El objetivo de este programa, puesto en marcha por la presidenta regional, Esperanza Aguirre, es sacar a los jóvenes de su rutina vital, acercarles la ilusión de lo desconocido y ofrecerles una auténtica formación teórica y práctica en el campo de la cooperación y el desarrollo de los pueblos. Se trata de una expedición en un régimen intenso de trabajo, esfuerzo y aventura donde se encontraran y convivirán con otros pueblos, culturas y personas a las que ayudaran en la medida de lo posible.
Un cartel olvidado en un rincón del instituto proponía uno de los mejores planes para el verano. Madrid Rumbo al Sur era el nombre de un certamen al que nadie prestó la menor atención durante los cinco meses que estuvo colgado en el IES Lázaro Carreter. Un viaje a Senegal durante el mes de agosto era el premio que obtendrían los ganadores, y la base de esta expedición se centraba en el espíritu de cooperación y la aventura. Ingredientes más que suficientes para convertirse en un plan atractivo para los jóvenes de secundaria. No obstante, las prisas de los exámenes y los agobios por entregar los trabajos a tiempo hicieron que ninguno de los alumnos cayera en la cuenta de lo que el cartel proponía. “Un día antes de que venciera el plazo para presentarse, nos lo dijo nuestra profesora en clase. Yo decidí apuntarme con otro compañero y teníamos mucha ilusión. Pensábamos: ‘Imagínate que nos toca y nos vamos los dos juntos a Africa a correr con los leones’. Siempre me ha gustado mucho la aventura y además es mi tierra madre”, explica Hayford Acheampong. Con 16 años, este joven nacido en Madrid tiene ascendencia africana por parte de ambos progenitores. “Mis padres son de Ghana y yo estuve allí hace ocho años, pero esto es diferente porque ya no voy de turismo, sino a cooperar”, señala.
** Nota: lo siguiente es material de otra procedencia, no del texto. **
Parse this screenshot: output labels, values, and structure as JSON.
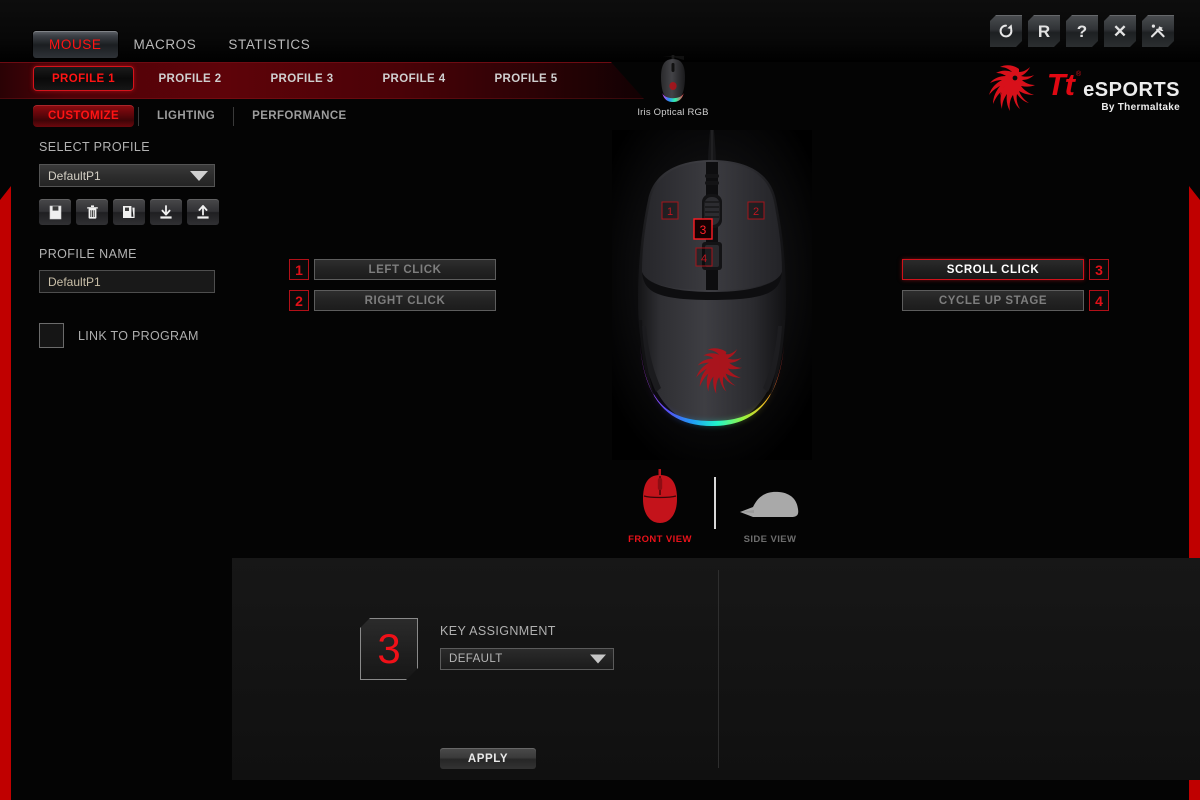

Y tantas eran las ganas que tenía de participar en los proyectos solidarios que la Comunidad de Madrid viene desarrollando desde hace seis años en países subdesarrollados del continente africano que Hayford trabajó duro en la redacción que le serviría como llave de este viaje. “Mi escrito fue un ejemplo de cómo se debería ayudar a la economía africana potenciando sus materias primas”, recuerda. Tan solo tardó un día en hacerlo, pero fue tanto el afán que empleó para ello que consiguió quedar entre los 200 finalistas.
Tras la redacción, quedaba la parte más dura de la selección: las pruebas físicas, y fue algo que este complutense superó sin ningún tipo de problema. Ahora, siendo parte ya del equipo final, Hayford ultima con detalle los enseres que guardará en su maleta. Será el próximo 24 de agosto cuando parta rumbo a Senegal y asegura que está deseando emprender el viaje. “Nos han dicho que no es un viaje cómodo, pero todos los que han estado en anteriores ediciones han cambiado su manera de ver el mundo. Iremos acompañados por monitores y nos han advertido que será duro. Pasaremos frío, calor... Pero no me importa. Estoy cansado de tanta ciudad y lo que quiero es ir a ayudar a los demás. Además, mi vocación es ser médico, y pensar que este viaje puede ayudarme a decidir a qué dedicaré mi vida para mi es muy importante. A lo mejor termino la carrera y me voy a ejercer allí mi profesión. No me gusta ser un médico de consulta, sino moverme por los demás”, destaca.
Y es que a pesar de que este año la crisis ha hecho que el Gobierno regional reduzca el viaje a una duración de 15 días –frente a los 30 de las ediciones pasadas–, Hayford aclara que para él, ir allí ya es suficiente.
El objetivo de este programa, puesto en marcha por la presidenta regional, Esperanza Aguirre, es sacar a los jóvenes de su rutina vital, acercarles la ilusión de lo desconocido y ofrecerles una auténtica formación teórica y práctica en el campo de la cooperación y el desarrollo de los pueblos. Se trata de una expedición en un régimen intenso de trabajo, esfuerzo y aventura donde se encontraran y convivirán con otros pueblos, culturas y personas a las que ayudaran en la medida de lo posible.